La modification du droit d'auteur visant à faire passer à la caisse les géants du web pour l'utilisation des contenus journalistiques est essentielle pour préserver la pluralité des médias en Suisse. Il s'agit d'une solution équitable pour les médias et les plateformes, a affirmé vendredi l'Alliance «FAIRPLAY – FAIRPAY».
«Aujourd'hui, les plateformes technologiques comme Google reprennent des contenus des médias suisses et gagnent des millions avec cela, sans contrepartie, en exploitant une lacune juridique», relève la coprésidente de l'Alliance, la conseillère aux Etats Flavia Wasserfallen (PS/BE), citée dans un communiqué.
«Les médias suisses investissent chaque année des centaines de millions de francs pour la production de contenus journalistiques. Ces investissements profitent directement à notre démocratie et à notre Etat de droit et, sans rémunération, le système est menacé», a dit l'autre coprésident, le conseiller aux Etats Josef Dittli (PLR/UR).
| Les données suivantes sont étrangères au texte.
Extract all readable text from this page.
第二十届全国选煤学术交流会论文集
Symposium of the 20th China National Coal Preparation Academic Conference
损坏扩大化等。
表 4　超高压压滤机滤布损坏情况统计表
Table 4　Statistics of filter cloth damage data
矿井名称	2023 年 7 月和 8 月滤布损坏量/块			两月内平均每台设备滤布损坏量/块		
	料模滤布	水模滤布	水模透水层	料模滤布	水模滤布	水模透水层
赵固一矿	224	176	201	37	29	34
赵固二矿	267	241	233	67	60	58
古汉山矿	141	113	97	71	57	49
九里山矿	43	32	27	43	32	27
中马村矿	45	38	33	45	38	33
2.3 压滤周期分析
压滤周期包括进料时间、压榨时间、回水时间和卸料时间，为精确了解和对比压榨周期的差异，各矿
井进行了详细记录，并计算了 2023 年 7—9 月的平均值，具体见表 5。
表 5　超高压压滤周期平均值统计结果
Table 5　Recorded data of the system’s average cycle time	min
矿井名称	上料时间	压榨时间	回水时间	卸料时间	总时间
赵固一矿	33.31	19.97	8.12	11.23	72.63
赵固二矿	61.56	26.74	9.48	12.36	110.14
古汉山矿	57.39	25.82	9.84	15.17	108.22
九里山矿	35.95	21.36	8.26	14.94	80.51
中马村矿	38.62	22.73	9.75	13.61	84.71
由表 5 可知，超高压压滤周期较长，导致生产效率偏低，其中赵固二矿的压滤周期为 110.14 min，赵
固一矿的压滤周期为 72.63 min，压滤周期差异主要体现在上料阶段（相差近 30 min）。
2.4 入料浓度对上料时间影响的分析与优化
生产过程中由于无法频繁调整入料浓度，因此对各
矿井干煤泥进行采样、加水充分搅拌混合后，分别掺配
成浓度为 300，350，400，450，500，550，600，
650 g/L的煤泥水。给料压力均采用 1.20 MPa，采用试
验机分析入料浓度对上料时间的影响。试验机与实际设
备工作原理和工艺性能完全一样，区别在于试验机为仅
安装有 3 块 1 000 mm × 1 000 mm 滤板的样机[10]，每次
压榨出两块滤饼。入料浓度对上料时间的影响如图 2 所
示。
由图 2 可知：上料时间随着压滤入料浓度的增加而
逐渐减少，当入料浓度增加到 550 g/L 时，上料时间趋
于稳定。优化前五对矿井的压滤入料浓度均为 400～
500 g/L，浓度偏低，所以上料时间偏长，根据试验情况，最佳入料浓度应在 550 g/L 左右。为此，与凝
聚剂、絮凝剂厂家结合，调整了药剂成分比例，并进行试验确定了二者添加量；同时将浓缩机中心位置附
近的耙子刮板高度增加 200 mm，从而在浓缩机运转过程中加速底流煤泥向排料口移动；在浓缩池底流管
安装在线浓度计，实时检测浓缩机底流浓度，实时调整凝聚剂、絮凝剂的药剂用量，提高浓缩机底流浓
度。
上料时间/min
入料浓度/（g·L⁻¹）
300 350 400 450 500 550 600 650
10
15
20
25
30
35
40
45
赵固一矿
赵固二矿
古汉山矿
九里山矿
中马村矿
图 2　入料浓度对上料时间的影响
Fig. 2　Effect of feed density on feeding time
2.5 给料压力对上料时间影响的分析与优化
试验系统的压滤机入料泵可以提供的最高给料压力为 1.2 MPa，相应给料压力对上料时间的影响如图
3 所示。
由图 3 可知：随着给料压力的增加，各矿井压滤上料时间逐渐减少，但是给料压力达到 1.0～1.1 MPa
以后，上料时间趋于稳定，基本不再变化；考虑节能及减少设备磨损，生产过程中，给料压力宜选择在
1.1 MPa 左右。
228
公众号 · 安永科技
Un «standard international»
L'Alliance souligne que la rémunération du droit voisin est devenue un «standard international». L'UE a déjà introduit une telle législation. Cette réglementation a notamment fait ses preuves en France. La présidente des Vert-e-s Lisa Mazzone a relevé pour sa part que selon le projet du Conseil fédéral, les professionnels des médias recevront également leur part du gâteau.
Une étude commandée par les éditeurs suisses avait chiffré à 154 millions de francs la somme que devrait payer Google en vertu du droit voisin. D'autres estimations évoquent une somme beaucoup plus basse.
L'Alliance est formée de parlementaires issus de tous les partis, ainsi que des associations des éditeurs. La SSR, les associations des radios et télévisions privées ou encore impressum, la plus grande association des professionnels des médias en Suisse, ont également donné leur adhésion.